Macédoine, après l'ère soviétique. La scène d'ouverture montre un petit groupe de vieux attendre la camionette qui leur amène du pain chaque semaine. Ils ont le sentiment d'être abandonnés du monde : leurs enfants ne viennent jamais les voir, et les seuls moments auxquels ils se retrouvent sont les enterrements, pour lesquels les dons sont de plus en plus chiches, les terres partant lentement à l'abandon. On suit une galerie de personnages, leur déchéance physique et spirituelle progressive. Oui, on fait plus gai.
- Tsara Petrevska, une veuve qui n'a pas sa langue dans sa poche, mais refuse de se remarier avec Trajan Endekovski, qui n'est même pas amoureux de cette vieille carcasse mais ne supporte plus la solitude.
- Kovilka Patchevska, victime consentante des mauvais traitements que lui inflige son mari, un débile mental doublé d'une bête en rut.
- Ognen Kezarovski, un vieillard inusable sans domicile fixe qui continue à faire le saisonnier et semble étrangement résister aux outrages du temps.
- Solunka Zengova, orpheline qui vit en marge du village, a eu trois enfants d'un père mystérieux et que l'on surnomme "La louve" à cause de racontars idiots.
-Goché, l'idiot du village.
- Teofil et Varvara Guechkov, couple qui essaie de résister aux usures du temps et a peur de savoir qui partira en premier.
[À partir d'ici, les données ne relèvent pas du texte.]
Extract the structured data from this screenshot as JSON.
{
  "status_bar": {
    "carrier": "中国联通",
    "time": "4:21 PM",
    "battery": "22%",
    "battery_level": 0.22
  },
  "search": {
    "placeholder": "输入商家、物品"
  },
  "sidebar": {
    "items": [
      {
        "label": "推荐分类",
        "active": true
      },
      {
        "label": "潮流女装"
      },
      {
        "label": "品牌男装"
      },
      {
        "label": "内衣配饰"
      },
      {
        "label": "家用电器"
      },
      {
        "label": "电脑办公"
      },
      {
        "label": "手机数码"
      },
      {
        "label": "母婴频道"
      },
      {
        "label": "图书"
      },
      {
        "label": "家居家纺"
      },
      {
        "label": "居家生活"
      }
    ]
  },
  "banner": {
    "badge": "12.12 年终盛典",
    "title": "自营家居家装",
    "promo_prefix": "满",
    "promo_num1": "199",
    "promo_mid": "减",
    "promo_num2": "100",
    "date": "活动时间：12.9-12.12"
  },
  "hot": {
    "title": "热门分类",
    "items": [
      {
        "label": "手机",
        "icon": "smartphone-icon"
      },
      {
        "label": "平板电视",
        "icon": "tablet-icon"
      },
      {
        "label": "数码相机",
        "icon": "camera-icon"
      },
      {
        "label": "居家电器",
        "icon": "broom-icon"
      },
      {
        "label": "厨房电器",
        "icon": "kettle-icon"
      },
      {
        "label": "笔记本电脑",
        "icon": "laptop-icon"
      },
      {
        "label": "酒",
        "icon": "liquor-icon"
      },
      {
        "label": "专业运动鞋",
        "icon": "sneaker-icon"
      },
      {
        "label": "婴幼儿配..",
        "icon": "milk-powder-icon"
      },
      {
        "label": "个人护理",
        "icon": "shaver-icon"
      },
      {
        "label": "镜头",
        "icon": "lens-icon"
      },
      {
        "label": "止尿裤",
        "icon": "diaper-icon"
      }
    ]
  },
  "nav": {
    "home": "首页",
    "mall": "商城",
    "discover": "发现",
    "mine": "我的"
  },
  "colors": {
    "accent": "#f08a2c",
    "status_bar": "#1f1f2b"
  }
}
Mais l'accumulation des déceptions (enfants qui promettent de venir mais ne viennent pas, exil du seul fils présent, Alexo...) aura raison de Varvara, dont la longue déchéance physique entamera le roc qu'est son mari, un accro du travail.
- Alexo Guechkov, garde-forestier, qui tue deux de ses supérieurs qui essayait de violer la mère de ses enfants, Solunka. Il vit ensuite en cavale, revenant parfois voir sa femme, avec le soutien de tout le village.
J'ai retrouvé chez Andreevski des éléments de la poésie de Patrovski : un goût pour la souffrance physique sans doute lié à l'imaginaire orthodoxe ; des notations sur le temps, les plantes, les animaux d'une précision irremplaçable, couplés à une tendance à faire ressortir le symbolique derrière les sons, les lumières, les gestes, la température, etc... Egalement un attrait pour le rêve et l'hallucination, la vraie hallucination qui vous fait douter de votre identité même.
C'est donc un roman intéressant pour entrer dans la culture macédonienne, mais je n'ai pas non plus dit qu'on avait là un chef d'oeuvre. Il y a un trou scénaristique vers la fin (comment le message de Solunka a-t-il été falsifié ?), et ne vous attendez pas à de grandes révélations ou critiques sociales à portée universelle : this is all about Makedonia. De plus, bien que je ne connaisse pas la langue, le travail de traduction m'a semblé laisser à désirer : nombreuses coquilles, mais aussi des passages d'oralité, voire de vulgarité qui me semblent sonner trop contemporain pour refléter l'intention initiale de l'auteur (mais je peux me tromper).